Bitcoin prices plunged $10,000 in less than an hour on Wednesday from $40,000 in one of the most severe drops since the world’s most actively traded digital coin began its meteoric ascent to record peaks last autumn. It rebounded almost as spectacularly as it fell later in the day, and continued its rebound on Thursday, climbing above $42,300.

The scale of the losses and recovery in such a short time, coupled with the frenetic nature of the trading, illustrate how even as the digital asset industry has grown rapidly, many systems underlying the market remain fragile and stutter during unusually busy periods.

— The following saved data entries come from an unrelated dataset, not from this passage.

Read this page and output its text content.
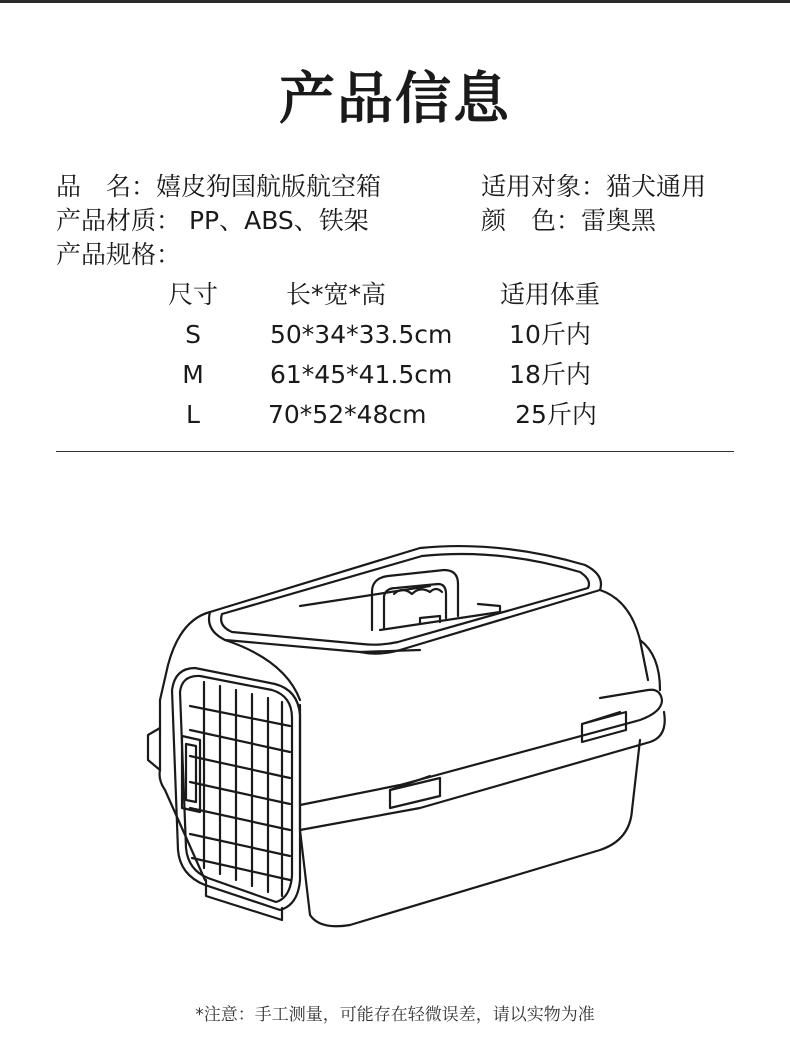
产品信息
品　名：嬉皮狗国航版航空箱	适用对象：猫犬通用
产品材质： PP、ABS、铁架	颜　色：雷奥黑
产品规格：
尺寸	长*宽*高	适用体重
S	50*34*33.5cm	10斤内
M	61*45*41.5cm	18斤内
L	70*52*48cm	25斤内
*注意：手工测量，可能存在轻微误差，请以实物为准
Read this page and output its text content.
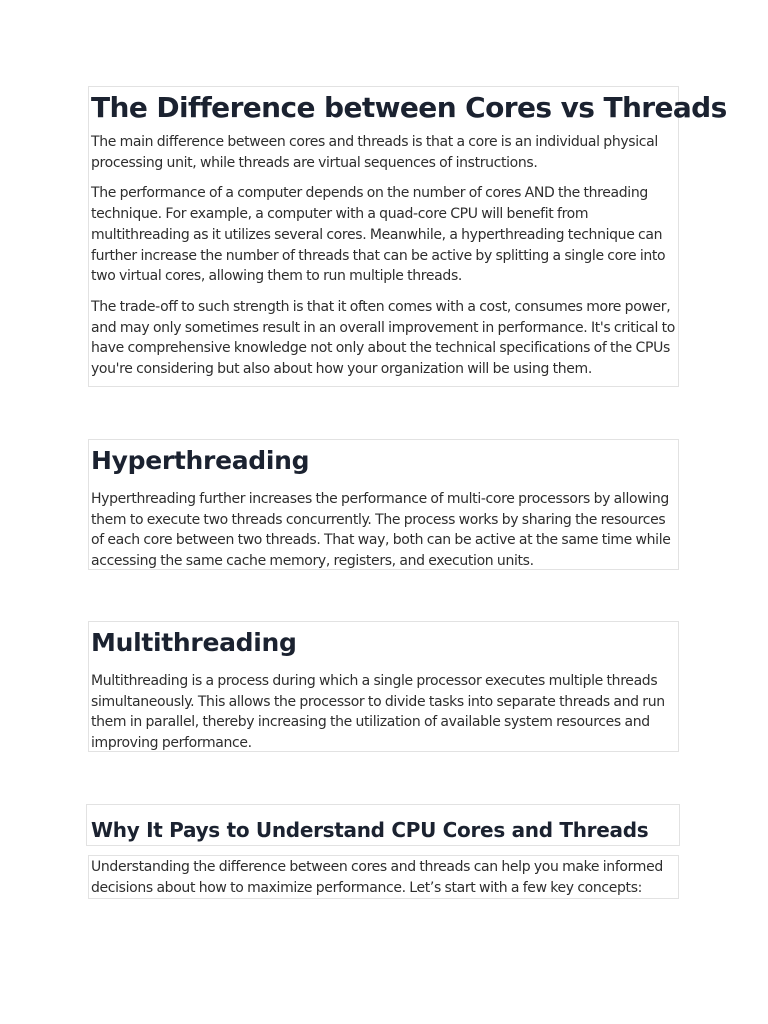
The Difference between Cores vs Threads

The main difference between cores and threads is that a core is an individual physical processing unit, while threads are virtual sequences of instructions.

The performance of a computer depends on the number of cores AND the threading technique. For example, a computer with a quad-core CPU will benefit from multithreading as it utilizes several cores. Meanwhile, a hyperthreading technique can further increase the number of threads that can be active by splitting a single core into two virtual cores, allowing them to run multiple threads.

The trade-off to such strength is that it often comes with a cost, consumes more power, and may only sometimes result in an overall improvement in performance. It's critical to have comprehensive knowledge not only about the technical specifications of the CPUs you're considering but also about how your organization will be using them.

Hyperthreading

Hyperthreading further increases the performance of multi-core processors by allowing them to execute two threads concurrently. The process works by sharing the resources of each core between two threads. That way, both can be active at the same time while accessing the same cache memory, registers, and execution units.

Multithreading

Multithreading is a process during which a single processor executes multiple threads simultaneously. This allows the processor to divide tasks into separate threads and run them in parallel, thereby increasing the utilization of available system resources and improving performance.

Why It Pays to Understand CPU Cores and Threads

Understanding the difference between cores and threads can help you make informed decisions about how to maximize performance. Let’s start with a few key concepts:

Coinbase and Binance, two of the highest-profile digital currency exchanges, were among the venues that suffered technical issues during the shake-up on Wednesday.

At the same time, analysts said some retail and institutional traders’ use of leverage — borrowing to amplify potential returns — also heightened the velocity and magnitude of the fall in prices as bets rapidly unwound.

Line chart of $ per coin showing how bitcoin has plunged after a series of sharp drops this year

“When the price is crashing, everyone that leveraged and [bet on rising prices] sees their leverage ratio blow up,” said David Fauchier, a fund manager at crypto specialist Nickel Digital, noting that the market went through two so-called “liquidity cascades” in less than an hour when bitcoin crashed.

In established asset markets, traders use cash as collateral to finance leveraged bets. In cryptocurrencies, however, they often use bitcoin. That meant that when bitcoin fell heavily, leveraged bets were quick to fold.

This created a self-reinforcing cycle, which prompted widespread selling and highlighted a number of “systemic issues,” according to Michael Bucella, a partner at crypto hedge fund BlockTower Capital.

Column chart of monthly volumes on major exchanges ($bn) showing how trading in cryptocurrency markets has boomed

Sentiment in the market had been fragile for several weeks, but the trigger for the collapse was a warning from Chinese authorities not to accept cryptocurrency as payment, or to sell services on it.

“There were probably about $20bn of [bets that bitcoin will rise] liquidated yesterday, which was a large part of the price drop. It was an initial unrelated spark which grew because of the leverage,” said Sam Bankman-Fried, chief executive of FTX, the Hong Kong exchange.

The turmoil left retail and professional traders counting their losses, especially those who borrowed to maximise their potential gains.

One 21-year-old, who asked not to be named, said that looking at his trading screen flashing red brought back unwanted memories. “It’s like looking at my [school exam results],” he wrote in a message.